03. Data security fuzzy zone
In addition to conventional large-scale model applications, the privacy leakage risks brought by the application of agents and end-side AI are more complex.
Compared with AI tools such as chat robots, the personal information that agents and end-side AI need to obtain when using it is more detailed and valuable. In the past, the information obtained by mobile phones mainly included user equipment and application information, log information, underlying permission information, etc.; in the end-side AI scenario and the current technical method mainly based on screen reading and recording, in addition to the above-mentioned comprehensive information permissions, the terminal agent can often also obtain the screen-recorded file itself, and further through model analysis, obtain various sensitive information such as identity, location, and payment displayed by it.
For example, Glory previously demonstrated the takeout scene at the press conference, so that location, payment, preferences and other information will be quietly read and recorded by AI applications, increasing the risk of personal privacy disclosure.
For example, Tencent Research Institute previously analyzed that in the mobile Internet ecosystem, apps that provide services directly to consumers are generally regarded as data controllers, and bear corresponding privacy protection in service scenarios such as e-commerce, social networking, and travel. and data security responsibilities.

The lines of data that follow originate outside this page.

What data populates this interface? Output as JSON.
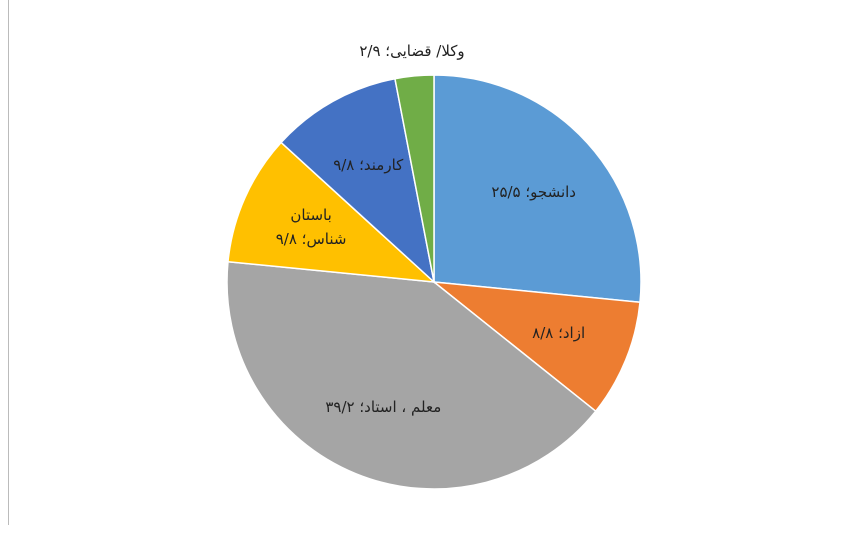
{
  "chart_data": {
    "type": "pie",
    "values": [
      25.5,
      8.8,
      39.2,
      9.8,
      9.8,
      2.9
    ],
    "value_labels": [
      "دانشجو؛ ۲۵/۵",
      "ازاد؛ ۸/۸",
      "معلم ، استاد؛ ۳۹/۲",
      "باستان شناس؛ ۹/۸",
      "کارمند؛ ۹/۸",
      "وکلا/ قضایی؛ ۲/۹"
    ],
    "colors": [
      "#5b9bd5",
      "#ed7d31",
      "#a5a5a5",
      "#ffc000",
      "#4472c4",
      "#70ad47"
    ]
  }
}
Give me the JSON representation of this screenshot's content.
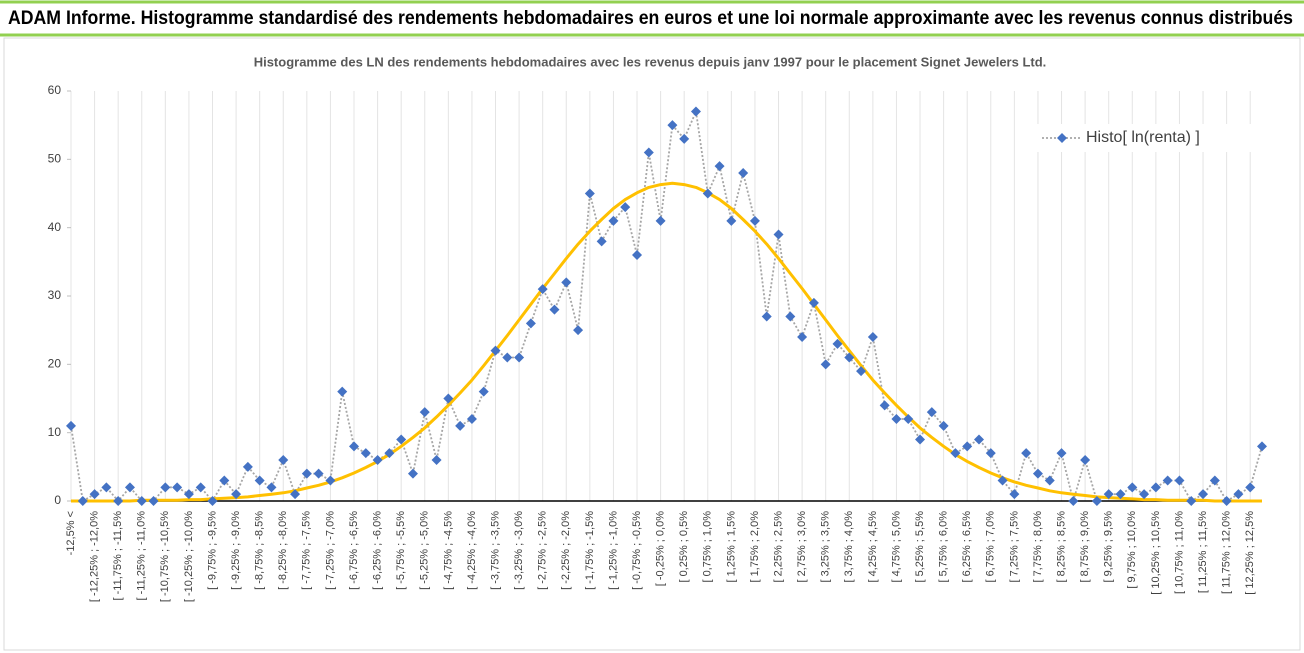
{
  "header": {
    "title": "ADAM Informe. Histogramme standardisé des rendements hebdomadaires en euros et une loi normale approximante avec les revenus connus distribués"
  },
  "chart_data": {
    "type": "line",
    "title": "Histogramme  des LN des rendements hebdomadaires avec les revenus depuis janv 1997 pour le placement Signet Jewelers  Ltd.",
    "categories": [
      "-12,5% <",
      null,
      "[ -12,25% ; -12,0%",
      null,
      "[ -11,75% ; -11,5%",
      null,
      "[ -11,25% ; -11,0%",
      null,
      "[ -10,75% ; -10,5%",
      null,
      "[ -10,25% ; -10,0%",
      null,
      "[ -9,75% ; -9,5%",
      null,
      "[ -9,25% ; -9,0%",
      null,
      "[ -8,75% ; -8,5%",
      null,
      "[ -8,25% ; -8,0%",
      null,
      "[ -7,75% ; -7,5%",
      null,
      "[ -7,25% ; -7,0%",
      null,
      "[ -6,75% ; -6,5%",
      null,
      "[ -6,25% ; -6,0%",
      null,
      "[ -5,75% ; -5,5%",
      null,
      "[ -5,25% ; -5,0%",
      null,
      "[ -4,75% ; -4,5%",
      null,
      "[ -4,25% ; -4,0%",
      null,
      "[ -3,75% ; -3,5%",
      null,
      "[ -3,25% ; -3,0%",
      null,
      "[ -2,75% ; -2,5%",
      null,
      "[ -2,25% ; -2,0%",
      null,
      "[ -1,75% ; -1,5%",
      null,
      "[ -1,25% ; -1,0%",
      null,
      "[ -0,75% ; -0,5%",
      null,
      "[ -0,25% ; 0,0%",
      null,
      "[ 0,25% ; 0,5%",
      null,
      "[ 0,75% ; 1,0%",
      null,
      "[ 1,25% ; 1,5%",
      null,
      "[ 1,75% ; 2,0%",
      null,
      "[ 2,25% ; 2,5%",
      null,
      "[ 2,75% ; 3,0%",
      null,
      "[ 3,25% ; 3,5%",
      null,
      "[ 3,75% ; 4,0%",
      null,
      "[ 4,25% ; 4,5%",
      null,
      "[ 4,75% ; 5,0%",
      null,
      "[ 5,25% ; 5,5%",
      null,
      "[ 5,75% ; 6,0%",
      null,
      "[ 6,25% ; 6,5%",
      null,
      "[ 6,75% ; 7,0%",
      null,
      "[ 7,25% ; 7,5%",
      null,
      "[ 7,75% ; 8,0%",
      null,
      "[ 8,25% ; 8,5%",
      null,
      "[ 8,75% ; 9,0%",
      null,
      "[ 9,25% ; 9,5%",
      null,
      "[ 9,75% ; 10,0%",
      null,
      "[ 10,25% ; 10,5%",
      null,
      "[ 10,75% ; 11,0%",
      null,
      "[ 11,25% ; 11,5%",
      null,
      "[ 11,75% ; 12,0%",
      null,
      "[ 12,25% ; 12,5%",
      null
    ],
    "series": [
      {
        "name": "Histo[ ln(renta) ]",
        "color": "#4472c4",
        "line_color": "#a6a6a6",
        "marker": "diamond",
        "values": [
          11,
          0,
          1,
          2,
          0,
          2,
          0,
          0,
          2,
          2,
          1,
          2,
          0,
          3,
          1,
          5,
          3,
          2,
          6,
          1,
          4,
          4,
          3,
          16,
          8,
          7,
          6,
          7,
          9,
          4,
          13,
          6,
          15,
          11,
          12,
          16,
          22,
          21,
          21,
          26,
          31,
          28,
          32,
          25,
          45,
          38,
          41,
          43,
          36,
          51,
          41,
          55,
          53,
          57,
          45,
          49,
          41,
          48,
          41,
          27,
          39,
          27,
          24,
          29,
          20,
          23,
          21,
          19,
          24,
          14,
          12,
          12,
          9,
          13,
          11,
          7,
          8,
          9,
          7,
          3,
          1,
          7,
          4,
          3,
          7,
          0,
          6,
          0,
          1,
          1,
          2,
          1,
          2,
          3,
          3,
          0,
          1,
          3,
          0,
          1,
          2,
          8
        ]
      },
      {
        "color": "#ffc000",
        "values": [
          0.0,
          0.0,
          0.0,
          0.0,
          0.0,
          0.0,
          0.1,
          0.1,
          0.1,
          0.1,
          0.2,
          0.2,
          0.3,
          0.4,
          0.5,
          0.6,
          0.8,
          1.0,
          1.2,
          1.5,
          1.9,
          2.3,
          2.8,
          3.4,
          4.1,
          4.9,
          5.8,
          6.8,
          8.0,
          9.3,
          10.7,
          12.3,
          14.0,
          15.8,
          17.7,
          19.8,
          22.0,
          24.2,
          26.5,
          28.8,
          31.1,
          33.3,
          35.5,
          37.6,
          39.5,
          41.2,
          42.8,
          44.1,
          45.1,
          45.9,
          46.3,
          46.5,
          46.3,
          45.9,
          45.1,
          44.1,
          42.8,
          41.2,
          39.5,
          37.6,
          35.5,
          33.3,
          31.1,
          28.8,
          26.5,
          24.2,
          22.0,
          19.8,
          17.7,
          15.8,
          14.0,
          12.3,
          10.7,
          9.3,
          8.0,
          6.8,
          5.8,
          4.9,
          4.1,
          3.4,
          2.8,
          2.3,
          1.9,
          1.5,
          1.2,
          1.0,
          0.8,
          0.6,
          0.5,
          0.4,
          0.3,
          0.2,
          0.2,
          0.1,
          0.1,
          0.1,
          0.1,
          0.0,
          0.0,
          0.0,
          0.0,
          0.0
        ]
      }
    ],
    "ylim": [
      0,
      60
    ],
    "yticks": [
      0,
      10,
      20,
      30,
      40,
      50,
      60
    ],
    "grid": "x",
    "legend": "upper right"
  }
}
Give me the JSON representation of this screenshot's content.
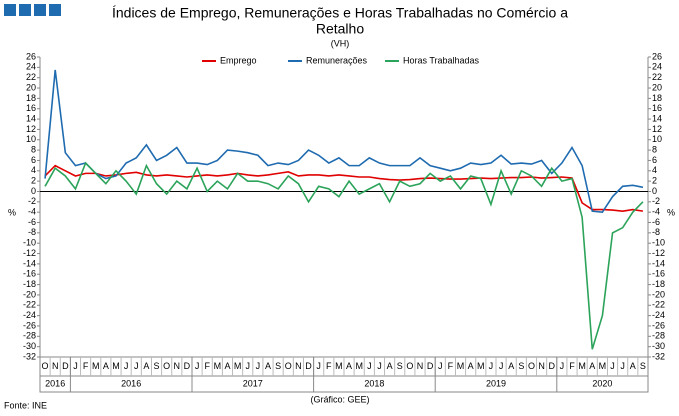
{
  "chart_data": {
    "type": "line",
    "title": [
      "Índices de Emprego, Remunerações e Horas Trabalhadas no Comércio a",
      "Retalho"
    ],
    "subtitle": "(VH)",
    "y_label": "%",
    "y2_label": "%",
    "source": "Fonte: INE",
    "credit": "(Gráfico: GEE)",
    "categories": [
      "O",
      "N",
      "D",
      "J",
      "F",
      "M",
      "A",
      "M",
      "J",
      "J",
      "A",
      "S",
      "O",
      "N",
      "D",
      "J",
      "F",
      "M",
      "A",
      "M",
      "J",
      "J",
      "A",
      "S",
      "O",
      "N",
      "D",
      "J",
      "F",
      "M",
      "A",
      "M",
      "J",
      "J",
      "A",
      "S",
      "O",
      "N",
      "D",
      "J",
      "F",
      "M",
      "A",
      "M",
      "J",
      "J",
      "A",
      "S",
      "O",
      "N",
      "D",
      "J",
      "F",
      "M",
      "A",
      "M",
      "J",
      "J",
      "A",
      "S"
    ],
    "year_labels": [
      "2016",
      "2016",
      "2017",
      "2018",
      "2019",
      "2020"
    ],
    "ylim": [
      -32,
      26
    ],
    "yticks": [
      -32,
      -30,
      -28,
      -26,
      -24,
      -22,
      -20,
      -18,
      -16,
      -14,
      -12,
      -10,
      -8,
      -6,
      -4,
      -2,
      0,
      2,
      4,
      6,
      8,
      10,
      12,
      14,
      16,
      18,
      20,
      22,
      24,
      26
    ],
    "y2ticks": [
      -32,
      -30,
      -28,
      -26,
      -24,
      -22,
      -20,
      -18,
      -16,
      -14,
      -12,
      -10,
      -8,
      -6,
      -4,
      -2,
      0,
      2,
      4,
      6,
      8,
      10,
      12,
      14,
      16,
      18,
      20,
      22,
      24,
      26
    ],
    "legend": "top",
    "series": [
      {
        "name": "Emprego",
        "color": "#e00000",
        "values": [
          3,
          5,
          4,
          3,
          3.5,
          3.5,
          3,
          3.2,
          3.5,
          3.7,
          3.2,
          3,
          3.2,
          3,
          2.8,
          3,
          3.2,
          3,
          3.2,
          3.5,
          3.2,
          3,
          3.2,
          3.5,
          3.8,
          3,
          3.2,
          3.2,
          3,
          3.2,
          3,
          2.8,
          2.8,
          2.5,
          2.3,
          2.2,
          2.3,
          2.5,
          2.6,
          2.5,
          2.4,
          2.4,
          2.5,
          2.6,
          2.5,
          2.6,
          2.7,
          2.7,
          2.8,
          2.6,
          2.7,
          2.8,
          2.6,
          -2.2,
          -3.5,
          -3.5,
          -3.6,
          -3.8,
          -3.5,
          -3.8
        ]
      },
      {
        "name": "Remunerações",
        "color": "#1f6bb0",
        "values": [
          2.5,
          23.5,
          7.5,
          5,
          5.5,
          3.5,
          2.5,
          3,
          5.5,
          6.5,
          9,
          6,
          7,
          8.5,
          5.5,
          5.5,
          5.2,
          6,
          8,
          7.8,
          7.5,
          7,
          5,
          5.5,
          5.2,
          6,
          8,
          7,
          5.5,
          6.5,
          5,
          5,
          6.5,
          5.5,
          5,
          5,
          5,
          6.5,
          5,
          4.5,
          4,
          4.5,
          5.5,
          5.2,
          5.5,
          7,
          5.3,
          5.5,
          5.3,
          6,
          3.5,
          5.5,
          8.5,
          5,
          -3.8,
          -4,
          -1,
          1,
          1.2,
          0.8
        ]
      },
      {
        "name": "Horas Trabalhadas",
        "color": "#2ca35a",
        "values": [
          1,
          4.5,
          3,
          0.5,
          5.5,
          3.5,
          1.5,
          4,
          2,
          -0.5,
          5,
          1.5,
          -0.5,
          2,
          0.5,
          4.5,
          0,
          2,
          0.5,
          3.5,
          2,
          2,
          1.5,
          0.5,
          3,
          1.5,
          -2,
          1,
          0.5,
          -1,
          2,
          -0.5,
          0.5,
          1.5,
          -2,
          2,
          1,
          1.5,
          3.5,
          2,
          3,
          0.5,
          3,
          2.5,
          -2.5,
          4,
          -0.5,
          4,
          3,
          1,
          4.5,
          2,
          2.5,
          -5,
          -30.5,
          -24,
          -8,
          -7,
          -4,
          -2
        ]
      }
    ]
  }
}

However, when end-side AI agents complete specific tasks based on APP service capabilities, the boundary of responsibilities between terminal manufacturers and APP service providers in terms of data security becomes blurred.
Manufacturers often use the excuse of providing better services. When it comes to the entire industry, this is not a “legitimate reason”. Apple Intelligence has made it clear that its cloud will not store user data and uses a variety of technical means to prevent any organization, including Apple itself, from obtaining user data and winning user trust.
There is no doubt that the current mainstream model has many problems in terms of transparency that need to be solved urgently. Whether it is the difficulty of withdrawing user data, the opacity of the source of training corpus, or the complex privacy risks brought by agents and end-side AI, they are constantly eroding the cornerstone of user trust in the large model.
As a key force in promoting the digitalization process, the transparency of large models is urgently improved. This is not only related to the security and privacy protection of users ‘personal information, but also a core factor that determines whether the entire large model industry can develop healthily and sustainably.
In the future, we hope that major model manufacturers will respond actively, proactively optimize product design and privacy policies, and clearly explain the ins and outs of data to users in a more open and transparent manner, so that users can use large model technology with confidence. At the same time, regulatory authorities should also speed up the improvement of relevant laws and regulations, clarify data use norms and responsibility boundaries, create a development environment that is full of innovative vitality, safe and orderly for the large model industry, and make large models truly a powerful tool for benefiting mankind.